The company said its New Zealand domestic revenues grew 14.7 per cent to $184.6 million while ebit (earnings before interest and tax) rose 28 per cent to $20.4 million.
New Zealand international revenues were steady and ebit rose 36.4 per cent to $2.5 million.
Australian domestic revenues excluding foreign exchange movements improved 17.4 per cent but ebit declined to negative $5.5 million.
Mainfreight said that while Australian operations were disappointing, "significant management directional changes made during 2003 have reversed the declining trends of the previous years".

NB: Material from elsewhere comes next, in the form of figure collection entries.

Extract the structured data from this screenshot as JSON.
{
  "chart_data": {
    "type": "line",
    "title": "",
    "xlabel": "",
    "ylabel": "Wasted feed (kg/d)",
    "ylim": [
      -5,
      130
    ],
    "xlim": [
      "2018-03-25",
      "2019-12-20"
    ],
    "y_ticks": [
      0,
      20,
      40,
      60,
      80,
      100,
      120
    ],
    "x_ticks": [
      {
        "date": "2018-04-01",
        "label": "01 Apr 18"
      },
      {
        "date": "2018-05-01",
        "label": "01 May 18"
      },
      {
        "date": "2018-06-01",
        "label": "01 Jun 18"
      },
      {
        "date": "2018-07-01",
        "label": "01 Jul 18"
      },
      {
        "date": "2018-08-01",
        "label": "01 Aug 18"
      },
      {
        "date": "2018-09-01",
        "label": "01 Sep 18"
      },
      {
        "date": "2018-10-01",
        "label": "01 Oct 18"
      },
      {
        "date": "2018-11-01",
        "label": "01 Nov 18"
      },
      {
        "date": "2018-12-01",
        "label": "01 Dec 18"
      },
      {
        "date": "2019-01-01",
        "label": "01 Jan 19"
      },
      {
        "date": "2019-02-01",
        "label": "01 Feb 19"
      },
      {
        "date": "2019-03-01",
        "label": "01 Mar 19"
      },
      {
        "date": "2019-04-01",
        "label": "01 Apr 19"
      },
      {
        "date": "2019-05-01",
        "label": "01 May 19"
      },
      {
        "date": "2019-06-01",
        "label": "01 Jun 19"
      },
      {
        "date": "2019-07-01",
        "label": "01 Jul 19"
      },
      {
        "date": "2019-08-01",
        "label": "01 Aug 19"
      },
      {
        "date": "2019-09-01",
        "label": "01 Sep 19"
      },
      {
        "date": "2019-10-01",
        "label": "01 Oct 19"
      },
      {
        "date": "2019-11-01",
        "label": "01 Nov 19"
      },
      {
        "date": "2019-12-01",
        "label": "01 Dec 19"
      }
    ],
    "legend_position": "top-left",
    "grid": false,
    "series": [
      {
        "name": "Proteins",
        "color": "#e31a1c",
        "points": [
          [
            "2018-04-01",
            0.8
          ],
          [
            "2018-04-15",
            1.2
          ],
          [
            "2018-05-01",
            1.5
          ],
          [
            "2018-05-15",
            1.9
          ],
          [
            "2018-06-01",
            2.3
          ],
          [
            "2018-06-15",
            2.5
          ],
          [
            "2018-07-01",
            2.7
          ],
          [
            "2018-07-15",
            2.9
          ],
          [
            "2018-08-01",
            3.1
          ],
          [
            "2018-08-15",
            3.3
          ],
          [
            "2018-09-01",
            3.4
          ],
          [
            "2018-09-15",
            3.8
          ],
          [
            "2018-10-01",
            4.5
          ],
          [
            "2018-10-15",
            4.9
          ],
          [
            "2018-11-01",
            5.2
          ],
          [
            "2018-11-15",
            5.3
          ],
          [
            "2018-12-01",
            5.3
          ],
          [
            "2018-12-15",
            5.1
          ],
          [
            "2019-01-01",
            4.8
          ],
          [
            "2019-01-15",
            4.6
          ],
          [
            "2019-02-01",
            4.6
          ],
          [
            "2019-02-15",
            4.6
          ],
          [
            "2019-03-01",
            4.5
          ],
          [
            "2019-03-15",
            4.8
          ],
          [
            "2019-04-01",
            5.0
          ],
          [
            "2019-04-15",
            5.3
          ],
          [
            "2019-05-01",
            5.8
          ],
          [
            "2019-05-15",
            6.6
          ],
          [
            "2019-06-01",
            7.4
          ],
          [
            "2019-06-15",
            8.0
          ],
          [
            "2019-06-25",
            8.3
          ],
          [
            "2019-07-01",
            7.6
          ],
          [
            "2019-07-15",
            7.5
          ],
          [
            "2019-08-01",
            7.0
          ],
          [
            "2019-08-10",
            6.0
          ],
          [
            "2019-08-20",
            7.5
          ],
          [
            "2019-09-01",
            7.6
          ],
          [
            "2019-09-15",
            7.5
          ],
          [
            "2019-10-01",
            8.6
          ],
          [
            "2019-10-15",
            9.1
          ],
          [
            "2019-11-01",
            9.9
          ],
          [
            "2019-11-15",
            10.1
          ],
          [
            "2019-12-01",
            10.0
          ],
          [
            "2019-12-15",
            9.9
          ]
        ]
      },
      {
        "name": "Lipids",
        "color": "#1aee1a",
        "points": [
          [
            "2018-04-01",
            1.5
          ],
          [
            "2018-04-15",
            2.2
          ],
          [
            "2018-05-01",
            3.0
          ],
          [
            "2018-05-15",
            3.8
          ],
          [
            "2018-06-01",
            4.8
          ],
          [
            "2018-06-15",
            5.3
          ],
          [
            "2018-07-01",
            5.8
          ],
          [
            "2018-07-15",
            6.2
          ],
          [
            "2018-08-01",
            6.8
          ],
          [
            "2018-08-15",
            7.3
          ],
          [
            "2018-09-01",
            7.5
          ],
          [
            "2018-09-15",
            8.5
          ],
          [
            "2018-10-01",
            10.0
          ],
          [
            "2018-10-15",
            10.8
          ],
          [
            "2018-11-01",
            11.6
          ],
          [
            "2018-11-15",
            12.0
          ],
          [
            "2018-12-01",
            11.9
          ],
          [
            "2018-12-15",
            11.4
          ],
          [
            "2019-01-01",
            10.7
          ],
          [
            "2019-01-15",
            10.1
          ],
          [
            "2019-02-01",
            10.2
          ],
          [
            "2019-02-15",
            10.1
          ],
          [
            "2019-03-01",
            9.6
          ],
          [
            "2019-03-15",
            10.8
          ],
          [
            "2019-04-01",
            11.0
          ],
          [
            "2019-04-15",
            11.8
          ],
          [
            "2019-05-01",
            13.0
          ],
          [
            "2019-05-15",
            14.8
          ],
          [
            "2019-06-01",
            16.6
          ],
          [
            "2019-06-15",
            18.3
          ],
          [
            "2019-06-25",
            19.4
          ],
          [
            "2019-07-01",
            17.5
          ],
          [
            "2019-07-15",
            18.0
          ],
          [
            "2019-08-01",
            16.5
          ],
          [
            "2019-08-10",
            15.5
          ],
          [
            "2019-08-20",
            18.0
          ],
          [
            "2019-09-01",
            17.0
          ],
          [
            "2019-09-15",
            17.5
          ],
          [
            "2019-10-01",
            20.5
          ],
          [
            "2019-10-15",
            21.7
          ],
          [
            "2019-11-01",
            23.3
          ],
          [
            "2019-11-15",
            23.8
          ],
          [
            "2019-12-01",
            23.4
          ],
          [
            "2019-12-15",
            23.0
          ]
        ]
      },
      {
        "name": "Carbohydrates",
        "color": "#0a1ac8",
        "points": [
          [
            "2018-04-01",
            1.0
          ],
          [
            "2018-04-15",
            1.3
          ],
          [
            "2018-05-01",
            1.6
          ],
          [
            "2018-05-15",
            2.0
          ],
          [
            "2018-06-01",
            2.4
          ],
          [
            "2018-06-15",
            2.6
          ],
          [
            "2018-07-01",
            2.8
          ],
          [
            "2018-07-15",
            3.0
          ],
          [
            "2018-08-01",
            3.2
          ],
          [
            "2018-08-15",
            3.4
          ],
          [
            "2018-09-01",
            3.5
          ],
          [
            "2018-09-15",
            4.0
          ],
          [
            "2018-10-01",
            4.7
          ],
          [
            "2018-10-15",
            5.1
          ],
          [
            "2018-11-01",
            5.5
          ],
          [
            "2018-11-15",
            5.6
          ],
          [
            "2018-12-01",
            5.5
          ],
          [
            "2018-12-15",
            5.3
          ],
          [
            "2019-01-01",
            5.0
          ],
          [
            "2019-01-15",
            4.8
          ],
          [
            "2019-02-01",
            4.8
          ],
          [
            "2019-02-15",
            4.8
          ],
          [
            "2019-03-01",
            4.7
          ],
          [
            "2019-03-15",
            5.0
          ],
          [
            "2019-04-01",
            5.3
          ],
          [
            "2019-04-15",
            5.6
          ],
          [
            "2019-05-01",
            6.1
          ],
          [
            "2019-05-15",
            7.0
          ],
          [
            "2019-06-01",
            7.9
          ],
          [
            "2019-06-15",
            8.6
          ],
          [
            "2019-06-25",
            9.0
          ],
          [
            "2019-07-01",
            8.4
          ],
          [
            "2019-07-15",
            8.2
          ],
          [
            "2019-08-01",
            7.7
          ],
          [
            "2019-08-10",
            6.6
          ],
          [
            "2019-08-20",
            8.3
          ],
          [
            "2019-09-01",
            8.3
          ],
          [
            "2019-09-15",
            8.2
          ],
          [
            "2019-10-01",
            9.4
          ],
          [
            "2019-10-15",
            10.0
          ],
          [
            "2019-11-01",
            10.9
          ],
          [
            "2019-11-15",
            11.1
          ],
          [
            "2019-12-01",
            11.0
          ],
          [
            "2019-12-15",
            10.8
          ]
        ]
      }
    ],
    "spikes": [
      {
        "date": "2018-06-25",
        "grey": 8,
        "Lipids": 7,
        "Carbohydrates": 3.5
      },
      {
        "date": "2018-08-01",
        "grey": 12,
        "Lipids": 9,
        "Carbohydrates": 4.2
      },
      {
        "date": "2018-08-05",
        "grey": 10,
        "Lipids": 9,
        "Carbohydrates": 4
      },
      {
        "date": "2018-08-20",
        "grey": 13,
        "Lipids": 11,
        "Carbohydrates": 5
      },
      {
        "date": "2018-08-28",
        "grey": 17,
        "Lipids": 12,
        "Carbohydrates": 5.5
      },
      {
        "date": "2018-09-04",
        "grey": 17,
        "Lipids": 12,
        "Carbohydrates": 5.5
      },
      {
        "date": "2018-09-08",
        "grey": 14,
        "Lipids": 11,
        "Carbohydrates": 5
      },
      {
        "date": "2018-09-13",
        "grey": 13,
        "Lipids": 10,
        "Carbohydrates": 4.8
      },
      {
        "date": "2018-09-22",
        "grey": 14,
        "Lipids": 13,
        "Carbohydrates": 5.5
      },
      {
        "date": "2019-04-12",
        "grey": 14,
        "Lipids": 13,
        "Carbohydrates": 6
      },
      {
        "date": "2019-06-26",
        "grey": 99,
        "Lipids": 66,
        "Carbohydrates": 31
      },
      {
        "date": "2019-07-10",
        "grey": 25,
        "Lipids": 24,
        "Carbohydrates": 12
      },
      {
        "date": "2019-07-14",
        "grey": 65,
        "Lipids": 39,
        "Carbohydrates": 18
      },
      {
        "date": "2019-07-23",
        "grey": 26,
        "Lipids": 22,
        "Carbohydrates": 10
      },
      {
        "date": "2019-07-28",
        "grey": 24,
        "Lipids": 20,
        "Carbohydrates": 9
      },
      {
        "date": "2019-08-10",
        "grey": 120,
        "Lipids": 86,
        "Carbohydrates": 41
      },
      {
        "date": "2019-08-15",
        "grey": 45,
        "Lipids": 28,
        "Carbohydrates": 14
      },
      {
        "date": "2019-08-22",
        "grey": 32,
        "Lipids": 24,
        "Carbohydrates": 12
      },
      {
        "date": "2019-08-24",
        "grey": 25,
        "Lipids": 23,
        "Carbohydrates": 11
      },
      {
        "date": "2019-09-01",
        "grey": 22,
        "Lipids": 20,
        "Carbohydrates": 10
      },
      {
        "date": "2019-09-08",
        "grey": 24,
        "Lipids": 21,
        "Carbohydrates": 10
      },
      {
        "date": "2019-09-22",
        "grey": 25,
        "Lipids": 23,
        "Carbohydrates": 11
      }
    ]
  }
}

Australian international revenues lifted 11 per cent to $160.8 million following the merger with Owens International in February. Ebit rose 15.5 per cent to $4.6 million,
US international revenues improved 25 per cent to US$46.5 ($75 million but ebit declined to US$265,000 as a result of lower import volumes because of the weaker US dollar.
Group operating cash flow was steady on $16.8 million despite the reduction in the group's net surplus.
Mainfreight shares last traded at $1.83, having traded between $1.20 and $1.97 in the past year while Owens shares last traded at $1.12, having traded between 85 cents and $1.20 in the past year.